Gabinete de Conte recebe voto de confiança do Senado italiano, primeiro passo para começar a governar

terça-feira, junho 05, 2018
O governo de Giuseppe Conte, formado pelo antissistema Movimento Cinco Estrelas (M5S) e o partido de ultradireita Liga, obteve nesta terça-feira (5) o voto de confiança do Senado da Itália, que é o primeiro passo para governar efetivamente. O gabinete de Conte será submetido ao mesmo trâmite na Câmara dos Deputados nesta quarta.

O governo obteve 171 votos a favor, 117 contrários e 25 abstenções. Ele também deverá ser aprovado na Câmara, já que o M5S e a Liga contam com maioria absoluta.

Novato em política, o advogado de 53 anos enfrentou o Senado, onde fez seu primeiro discurso de política geral, antes de pedir a confiança do Parlamento. No discurso, defendeu com ardor a política "populista"que colocará em prática: luta contra o "negócio" da imigração, reativar o crescimento e a abertura para a Rússia.

"Se populismo significa ser capaz de ouvir as necessidades do povo, então nós o reivindicamos", afirmou Conte, que desde sexta-feira lidera o primeiro governo populista em um país fundador da União Europeia (UE). "Sou um cidadão que se declarou disposto a assumir esta responsabilidade de presidente do Conselho e a ser garantidor do contrato de mudança", declarou.

Não obstante, disse estar "consciente da responsabilidade que assumiu e bem consciente das prerrogativas que a Constituição atribui ao presidente do Conselho".

Sem surpresa, Conte confirmou os objetivos contidos no "contrato" de governo: redução dos impostos, luta contra a imigração clandestina, salário-cidadão (uma espécie de renda de inserção para os mais pobres) e a revisão de certas regras europeias, começando com o direito de refúgio previsto no acordo de Dublin, que deixa o essencial da carga de acolhida de migrantes aos países localizados na primeira linha, como a Itália.

Crise migratória

Durante o discurso, Conte insistiu em um sistema "automático" e "obrigatório" de repartição dos solicitantes de refúgio na Europa.

"Colocaremos fim ao 'negócio' da imigração, que aumentou descontroladamente sob pretexto de uma falsa solidariedade", afirmou, retomando a tese de Salvini, também ministro do Interior.

Em relação aos assuntos europeus, Conte afirmou que a colossal dívida italiana deve ser reduzida, favorecendo a criação de emprego, e não com medidas de austeridade, conforme os compromissos do M5E, ao qual é afim, e da Liga.

Ele não deu detalhes sobre o financiamento das medidas previstas no "contrato de governo", que poderiam representar alguns milhões de euros.

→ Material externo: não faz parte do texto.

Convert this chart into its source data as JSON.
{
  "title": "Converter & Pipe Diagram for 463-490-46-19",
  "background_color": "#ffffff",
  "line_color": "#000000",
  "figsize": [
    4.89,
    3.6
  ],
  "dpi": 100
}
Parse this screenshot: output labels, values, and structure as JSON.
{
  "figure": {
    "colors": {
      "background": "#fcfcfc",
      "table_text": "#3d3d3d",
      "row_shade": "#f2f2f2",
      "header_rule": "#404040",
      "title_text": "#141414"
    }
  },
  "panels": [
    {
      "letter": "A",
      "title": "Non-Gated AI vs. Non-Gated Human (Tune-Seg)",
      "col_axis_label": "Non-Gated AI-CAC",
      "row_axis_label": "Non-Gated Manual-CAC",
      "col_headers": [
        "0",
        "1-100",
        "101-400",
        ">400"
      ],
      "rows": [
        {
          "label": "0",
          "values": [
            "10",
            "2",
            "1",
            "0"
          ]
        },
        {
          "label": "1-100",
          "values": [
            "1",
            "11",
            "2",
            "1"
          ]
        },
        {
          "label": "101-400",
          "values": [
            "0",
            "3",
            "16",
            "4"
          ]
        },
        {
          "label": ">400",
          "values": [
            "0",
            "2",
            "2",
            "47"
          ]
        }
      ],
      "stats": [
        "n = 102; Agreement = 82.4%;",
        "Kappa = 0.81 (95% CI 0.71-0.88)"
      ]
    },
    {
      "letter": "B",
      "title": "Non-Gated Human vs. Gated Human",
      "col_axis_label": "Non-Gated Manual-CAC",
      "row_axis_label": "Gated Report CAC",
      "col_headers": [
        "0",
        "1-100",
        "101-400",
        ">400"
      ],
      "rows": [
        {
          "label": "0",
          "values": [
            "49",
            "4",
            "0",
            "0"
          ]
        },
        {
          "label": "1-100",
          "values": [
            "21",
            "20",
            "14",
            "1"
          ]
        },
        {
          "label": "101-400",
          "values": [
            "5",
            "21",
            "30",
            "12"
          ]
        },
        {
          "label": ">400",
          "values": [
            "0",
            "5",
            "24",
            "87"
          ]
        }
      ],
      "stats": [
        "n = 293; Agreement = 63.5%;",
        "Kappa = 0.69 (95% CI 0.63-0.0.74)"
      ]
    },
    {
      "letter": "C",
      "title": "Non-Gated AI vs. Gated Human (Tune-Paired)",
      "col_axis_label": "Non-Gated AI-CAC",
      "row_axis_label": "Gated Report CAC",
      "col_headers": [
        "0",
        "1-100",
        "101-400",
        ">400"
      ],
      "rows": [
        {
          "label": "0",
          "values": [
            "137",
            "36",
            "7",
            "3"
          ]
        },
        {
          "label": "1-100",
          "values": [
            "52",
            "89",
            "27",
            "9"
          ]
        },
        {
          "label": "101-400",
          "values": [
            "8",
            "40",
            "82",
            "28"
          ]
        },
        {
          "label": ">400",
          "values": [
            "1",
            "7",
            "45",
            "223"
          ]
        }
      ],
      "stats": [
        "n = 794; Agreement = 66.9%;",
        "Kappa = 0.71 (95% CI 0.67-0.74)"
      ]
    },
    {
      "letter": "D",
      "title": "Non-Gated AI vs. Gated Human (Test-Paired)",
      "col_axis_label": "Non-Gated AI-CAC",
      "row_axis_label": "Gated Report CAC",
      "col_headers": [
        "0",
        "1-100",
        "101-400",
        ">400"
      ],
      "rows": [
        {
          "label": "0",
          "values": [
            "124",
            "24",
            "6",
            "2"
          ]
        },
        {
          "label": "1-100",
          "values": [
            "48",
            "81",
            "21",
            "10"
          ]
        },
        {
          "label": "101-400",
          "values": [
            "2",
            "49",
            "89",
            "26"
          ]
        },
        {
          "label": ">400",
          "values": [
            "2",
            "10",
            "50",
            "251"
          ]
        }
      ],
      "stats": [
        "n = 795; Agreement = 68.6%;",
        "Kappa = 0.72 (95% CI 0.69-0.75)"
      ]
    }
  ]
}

Embora tenha confirmado a vontade do governo de instaurar uma "flat tax", imposto de 15% e 20%, não deu nenhuma data para sua implementação e do salário-cidadão.

O chefe de governo reafirmou o pertencimento da Itália à UE e sua vontade de abertura em relação à Rússia, embora tenha reforçado a adesão de seu país à Otan.

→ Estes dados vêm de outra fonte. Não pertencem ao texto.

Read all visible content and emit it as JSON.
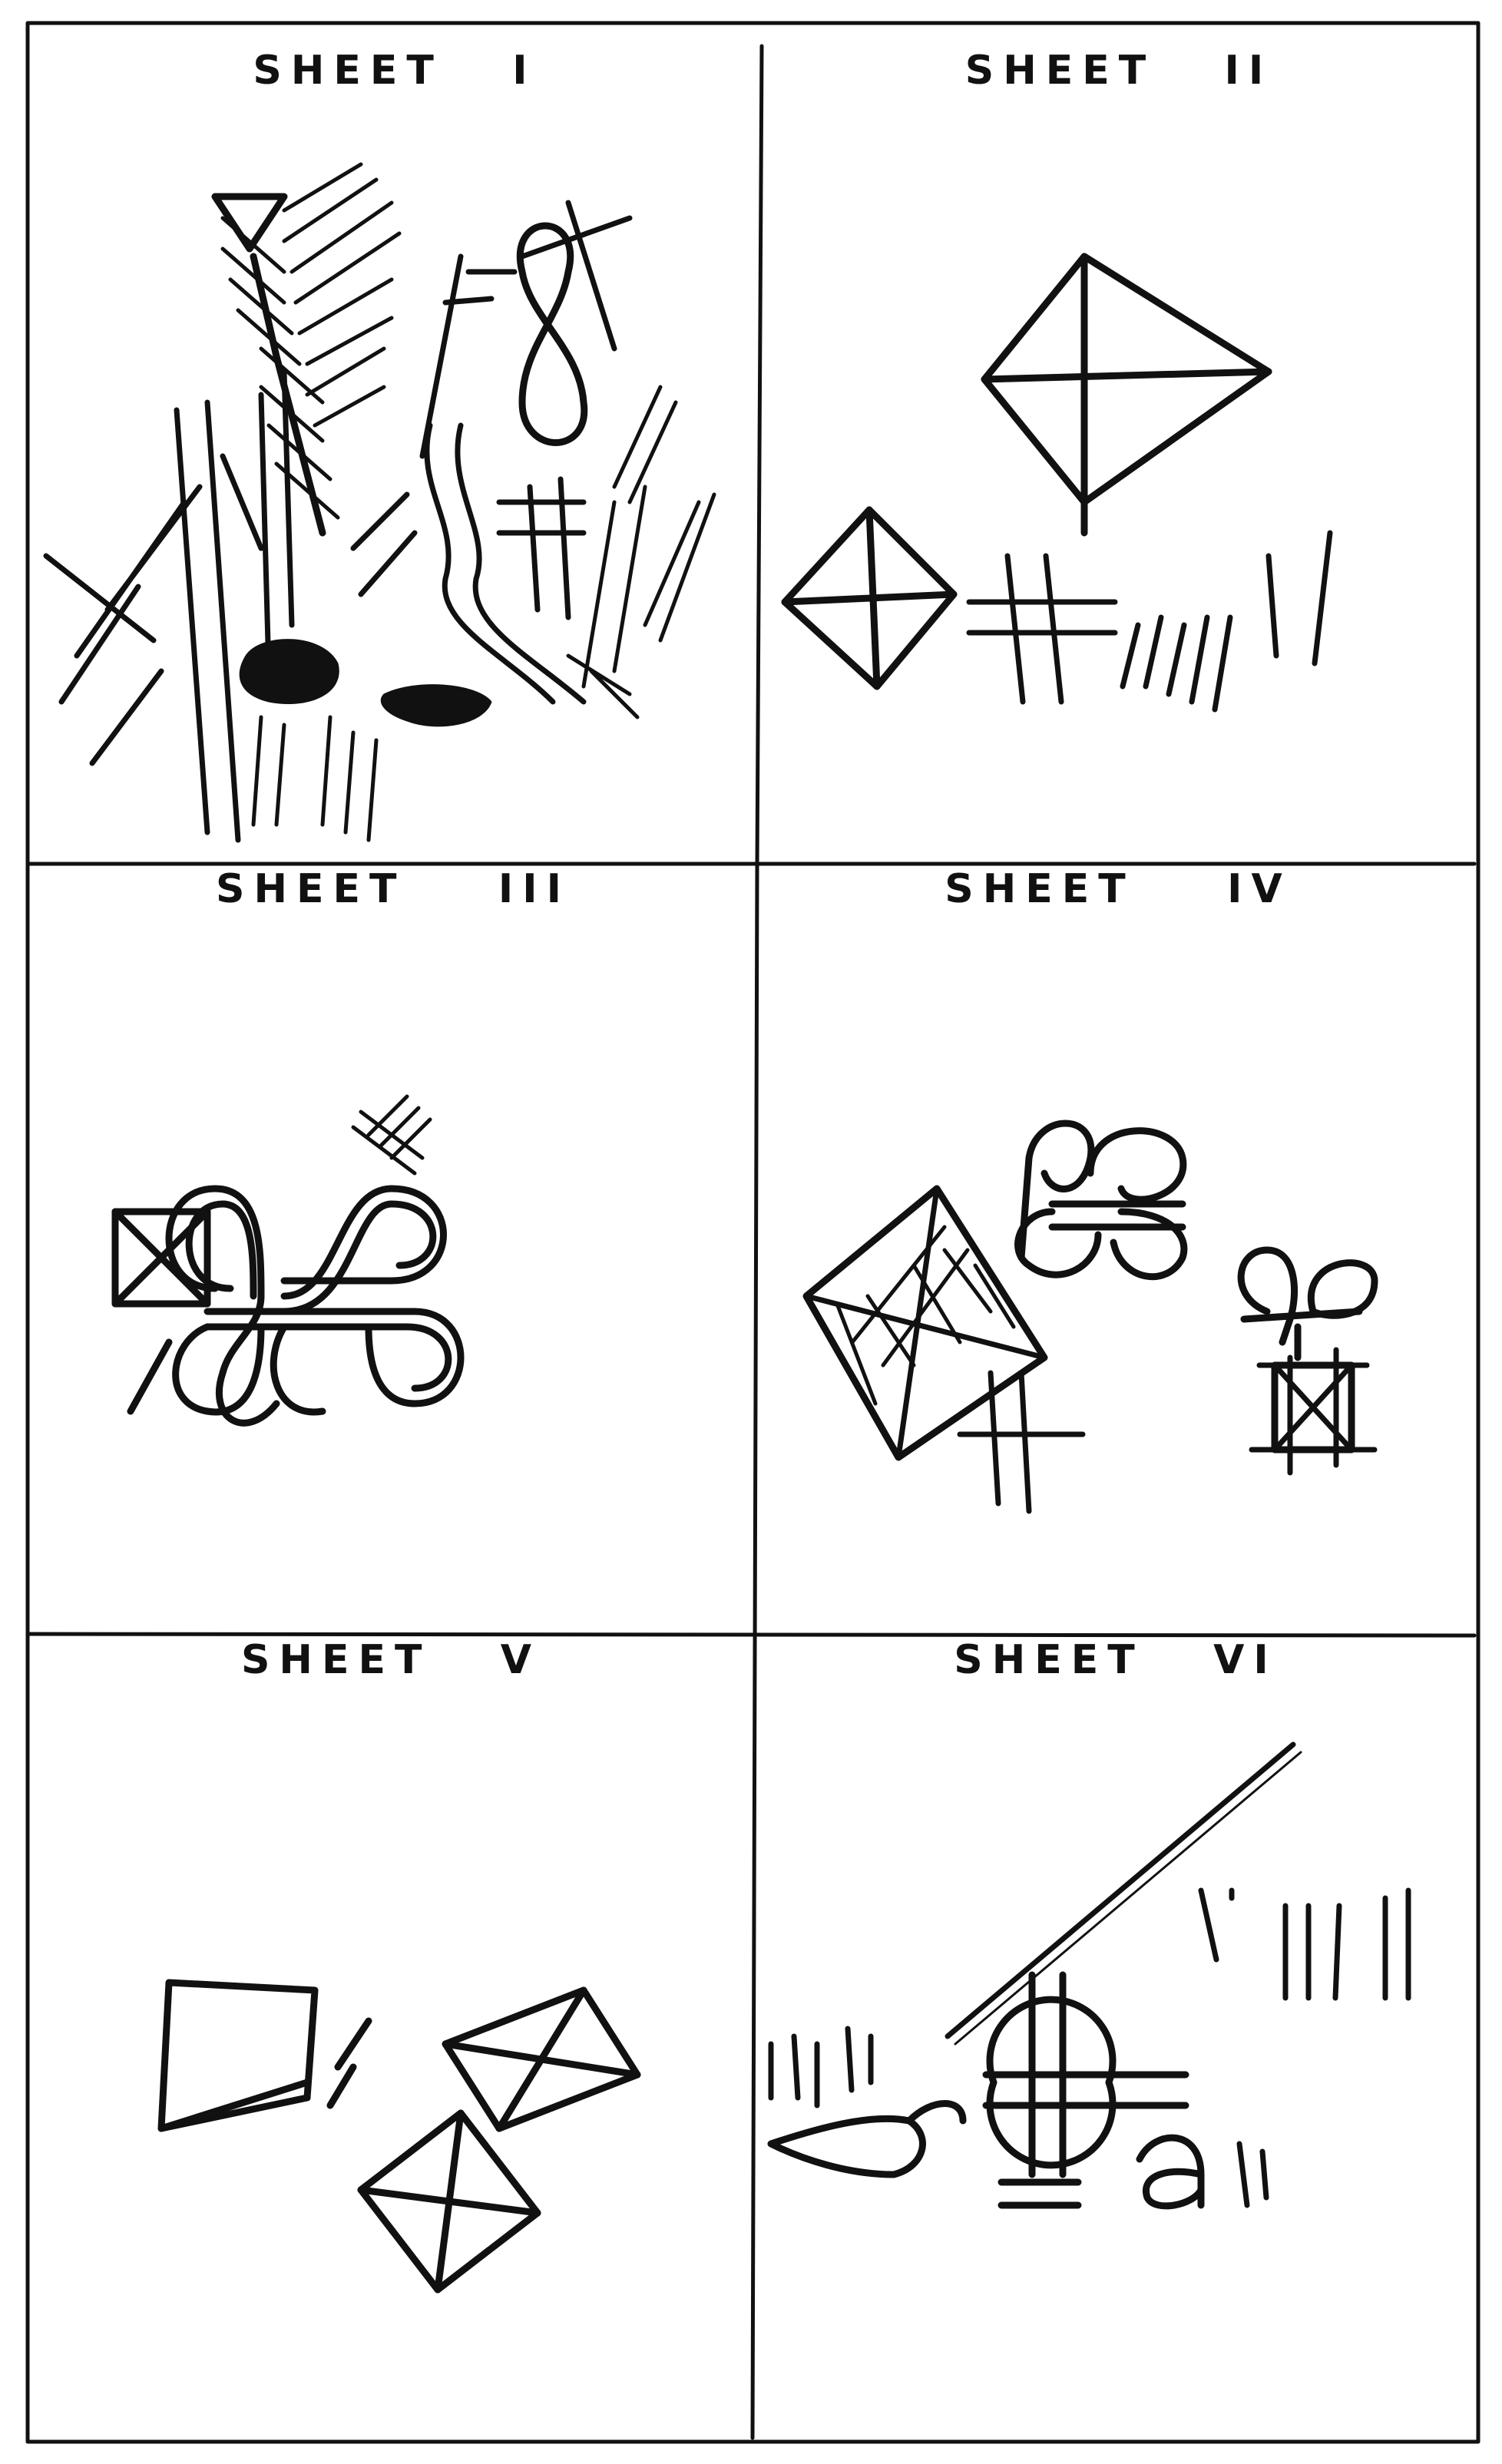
{
  "panels": [
    {
      "title": "SHEET   I"
    },
    {
      "title": "SHEET   II"
    },
    {
      "title": "SHEET    III"
    },
    {
      "title": "SHEET    IV"
    },
    {
      "title": "SHEET   V"
    },
    {
      "title": "SHEET   VI"
    }
  ]
}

"A Europa é a nossa casa", disse Conte, acrescentando que quer uma "Europa mais forte, mas também mais justa".

"Seremos os promotores de uma revisão do sistema de sanções", disse aos senadores, 24 horas depois que o presidente russo, Vladimir Putin, desmentiu qualquer intenção de "desestabilizar ou dividir" a UE.

Conte deve ir ao Canadá para a sua primeira cúpula do G7, pelo qual a votação na Câmara dos Deputados, onde tudo indica que seu governo será referendado, acontecerá sem a sua presença.

Processo difícil

Depois de quase meses de negociações, com direito a idas e vindas inéditas mesmo para um país acostumado a crises políticas como a Itália, o M5S e o Liga chegaram a um acordo com o presidente Sergio Mattarella, que exigia garantias para a permanência do país na zona do euro.

Conte fez o juramento como primeiro-ministro perante o presidente na última sexta-feira, mas antes de governar deve receber os votos de confiança das duas casas.

Ele é visto como um advogado e professor sem experiência política, já que nunca ocupou cargo de administração pública. Seu currículo gerou polêmica depois que vários meios de comunicação informaram que ele não realizou alguns cursos que figuram no documento.